In der Vorgründungsphase kann das Team allerdings lernen, beruflich, organisatorisch und auch unter Druck zusammen zu arbeiten. Wenn man diese Phase quasi „aus sich heraus“ bewältigt, hat man die erste Feuerprobe bereits hinter sich und startet als eingespieltes Team.

Welche Faktoren sind aus eurer Sicht für den Erfolg einer Existenzgründung wichtig?

Eine Existenz erfolgreich zu gründen, ist ein formaler Akt, der mit einem Notartermin abgeschlossen ist. Ob daraus ein erfolgreiches Unternehmen wird, hängt von verschiedenen Faktoren ab: in erster Linie wahrscheinlich vom Team und erst dann von der Idee. Die beste Idee bringt nämlich überhaupt nichts, wenn man kein Team hat, das diese in den Markt bringen kann.

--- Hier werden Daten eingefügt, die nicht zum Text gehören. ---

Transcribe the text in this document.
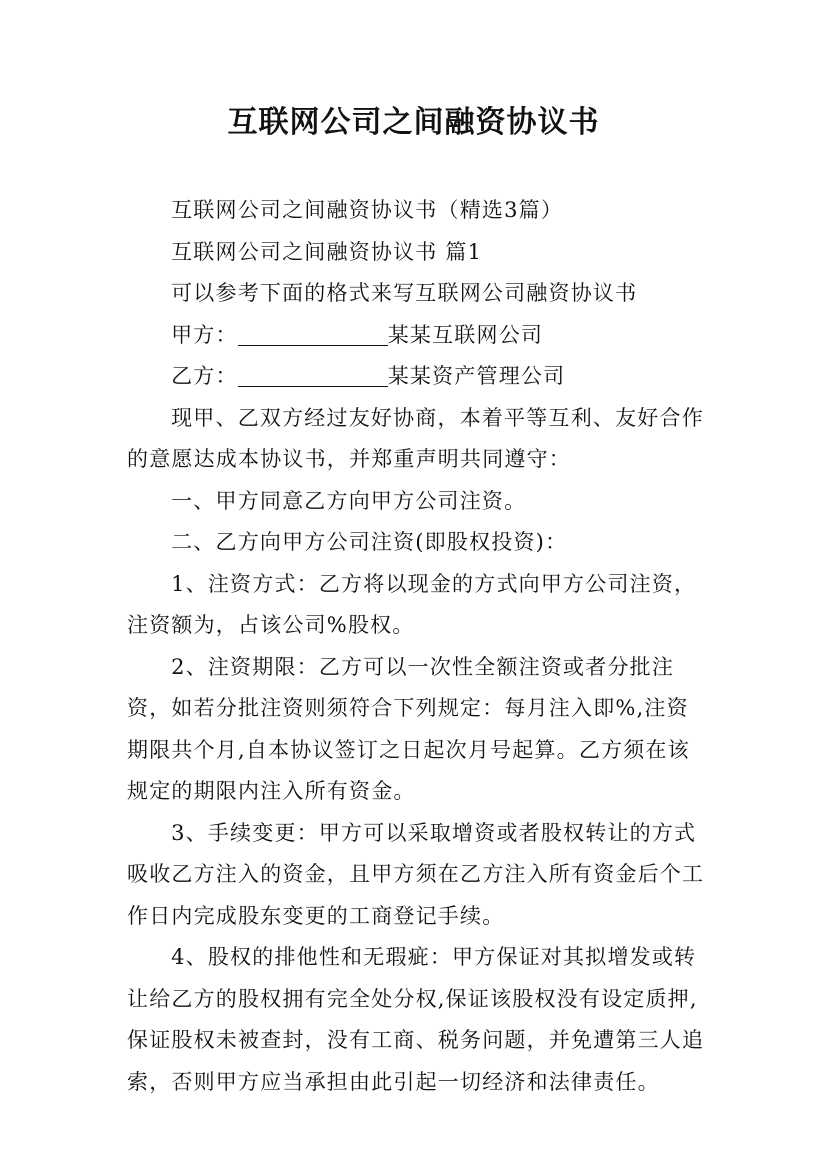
互联网公司之间融资协议书

互联网公司之间融资协议书（精选3篇）

互联网公司之间融资协议书 篇1

可以参考下面的格式来写互联网公司融资协议书

甲方：	某某互联网公司

乙方：	某某资产管理公司

现甲、乙双方经过友好协商，本着平等互利、友好合作的意愿达成本协议书，并郑重声明共同遵守：

一、甲方同意乙方向甲方公司注资。

二、乙方向甲方公司注资(即股权投资)：

1、注资方式：乙方将以现金的方式向甲方公司注资，注资额为，占该公司%股权。

2、注资期限：乙方可以一次性全额注资或者分批注资，如若分批注资则须符合下列规定：每月注入即%,注资期限共个月,自本协议签订之日起次月号起算。乙方须在该规定的期限内注入所有资金。

3、手续变更：甲方可以采取增资或者股权转让的方式吸收乙方注入的资金，且甲方须在乙方注入所有资金后个工作日内完成股东变更的工商登记手续。

4、股权的排他性和无瑕疵：甲方保证对其拟增发或转让给乙方的股权拥有完全处分权,保证该股权没有设定质押,保证股权未被查封，没有工商、税务问题，并免遭第三人追索，否则甲方应当承担由此引起一切经济和法律责任。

Gute charakterliche Voraussetzungen sind aus unserer Sicht

  • Neugier auf bisher Unbekanntes
  • die Motivation sich ständig zu verbessern
  • Selbstkritik und Kritikfähigkeit
  • Achtsamkeit vor den Erfahrungen anderer (= Grundlage eines guten Netzwerks)
  • die Fähigkeit sich eine eigene Meinung zu bilden, diese auch mal gegen Widerstände durchzusetzen und dabei trotzdem offen für bessere Argumente zu bleiben

Ob diese Eigenschaften wirklich erfolgreich machen, können wir natürlich noch nicht beurteilen. Wir fahren bislang aber ganz gut damit.

Gleichstromsteller von Novum engineerING (Foto: Andreas Scheunert)

Der NOVUM Gleichstromsteller mit integrierter Impedanzanalyse (Foto: Andreas Scheunert)

Welche Tipps möchtet ihr anderen Gründern mit auf den Weg geben?

Die harte Realität ist: Niemand da draußen hat auf die eigene Idee gewartet – egal wie gut sie ist. Ihr müsst täglich Menschen davon überzeugen, Kunden gewinnen und Konkurrenten ausstechen. Das ist ein Marathon, den man nur durchhalten kann, wenn man sich dessen schon vor der Gründung bewusst ist. D.h. gründet nur dann, wenn es trotzdem euer innerster Wunsch ist!

Das Team: Überlegt euch gut, ob ihr gut genug aufgestellt seid, um eure Idee umzusetzen oder ob noch Kompetenzen im Team gebraucht werden. Falscher Stolz an dieser Stelle rächt sich später.

Überleben im Haifischbecken: Holt euch so viele externe Meinungen wie möglich ein und bildet euch dann eure eigene! Steht zu euren Entscheidungen. Eine falsche Entscheidung ist besser als gar keine und bietet das Potenzial aus seinen eigenen Fehlern zu lernen. Freut euch über positives Feedback und warme Worte, aber traut ihnen immer nur zu 50%. Die anderen 50% sind Höflichkeit. Haltet immer Augen und Ohren offen für Kritik und Kundenfeedback.

Wie sieht bei euch im Moment ein üblicher Arbeitstag aus?

Der Arbeitstag gestaltet sich für uns alle ziemlich unterschiedlich. Die Entwickler sind gerade dabei, einen Prototypen fertigzustellen, damit wir den am Kundensystem testen können. Dabei ärgert man sich gern mal über Lieferverzug bei Lieferanten und jongliert mit dem Projektmanagement, um den eigenen Zeitplan trotzdem zu halten.

Ich bin eigentlich permanent außer Haus bei potenziellen Kunden und kümmere mich nebenbei um das Netzwerk und die Finanzen der Firma. Außerdem sprechen wir gerade viel mit potenziellen Investoren, um einen Pool von Businessangels für ein Side-Investment von 200.000 Euro zu bilden. Wichtig ist uns hier, Partner zu finden, die uns mit ihren Ideen und Erfahrungen weiter bringen. Sollte sich an dieser Stelle jemand angesprochen fühlen, bitte gern mailen an: m.schipke@novum-engineering.com. Interessierte Diplomanden oder Masterarbeitskandidaten/innen aus den Bereichen Hard- oder Softwarentwicklung können sich ebenfalls gern bei uns melden.

Wo seht Ihr euer Unternehmen in 5 Jahren?

Hoffentlich immer noch im Handelsregister aber so wie es im Moment läuft, sind wir da ganz zuversichtlich. Alles Andere wird die Zeit zeigen.